Capabilities, Limits, and Benchmarks (Chess, Coding)
- One camp claims: if you can record a digital task, you can train a model to do it; data is the main bottleneck.
- Others counter that LLMs have already seen orders of magnitude more data than humans; “more data” is not enough to fix hallucinations, lack of true understanding, or systematic errors.
- Chess is debated as a proxy for “generalized reasoning”: some highlight strong LLM chess performance, others attack flawed benchmarks, illegal moves, and argue that specialized engines + LLM front-ends are superior.
- Coding agents (e.g. Claude Code) are reported to be very strong on clean, well-tested codebases, but struggle with messy legacy systems and broad, underspecified changes.
Work, Jobs, and Economics
- Strong anxiety that AI is “the intern trained to replace you,” especially for software engineers; CEOs openly talking about “90% less demand for SWEs” are seen as red flags.
- Counterarguments: past automation created more complex software and new roles; AI will likely be a powerful tool, not a full replacement, though it may reduce demand for average devs and compress salaries.
- Disagreement over Jevons paradox and lump-of-labor: some expect infinite software demand; others think software saturation and corporate cost-cutting will dominate.
Open Source, “Writing Code Is Solved,” and Future of Software
- A controversial claim that “writing code is a solved problem” draws heavy skepticism, especially given visible shortcomings of tools from the same vendors.
- Some see agents eventually exploring and inventing better frameworks, perhaps replacing much OSS; others argue models mostly remix existing ideas and won’t drive real innovation alone.

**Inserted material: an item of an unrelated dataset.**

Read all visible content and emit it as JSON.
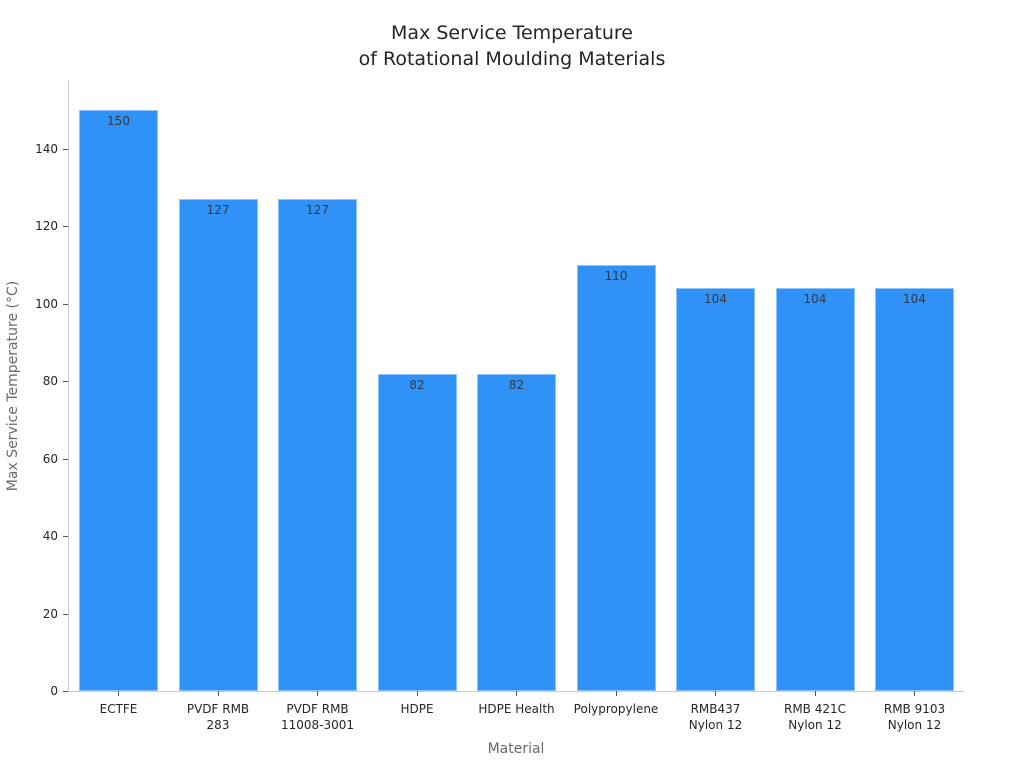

- Fear that OSS will wither as contributions are “laundered” into closed models vs belief that AI will supercharge OSS by lowering the barrier to contribution.
- Several note that good architecture, tests, and documentation now matter even more: codebases that are easy for humans to work in are also far easier for agents.
Truth, Reasoning, and Metaphor Fatigue
- One line of discussion: LLMs generate statistically plausible text, not truth; reliability comes from scaffolding (retrieval, tools, validation). They can resemble humans in lying or confabulating, but lack lived consequences and persistent internal state.
- Others push back that humans also don’t have a “truth gene”; both humans and models optimize for social acceptance and fluency.
- Many are exhausted by metaphors (“bicycle for the mind,” “stochastic parrots,” “coworker,” “exoskeleton”) and argue that serious understanding requires math, CS, and linguistics, not vibes.
Human Roles, Taste, and Individual vs Team Development
- Several commenters predict a shift toward “one strong architect + many agents” rather than large human teams, given the high communication/synchronization costs between people.
- The bottleneck is seen shifting from “can you write code” to “do you know what’s worth building” and “do you have good technical taste.”
- Others insist that non-programmers will still struggle to specify coherent systems; quality will depend heavily on human intent, abstraction skills, and ability to judge AI output.
Surveillance, Power, and Culture
- Concern that AI “exoskeletons” double as surveillance systems: logging every worker action for management, enabling more Taylorism-style control.
- Some note that without “Star Trek culture” (egalitarian politics, strong worker power), “Star Trek computers” just accelerate a dystopian trajectory.
- Tech workers’ own role in building tools that may erode their labor power is repeatedly called out, with comparisons to prior attitudes toward artists displaced by generative models.
Reception of the Article Itself
- Many like the exoskeleton analogy as a snapshot of current reality; others see it as self-soothing (“AI will leverage me, not replace me”).
- Multiple comments criticize the piece as generic AI-marketing slop or a thinly veiled product ad, and mock the broader genre of “AI is not X, it’s Y” essays.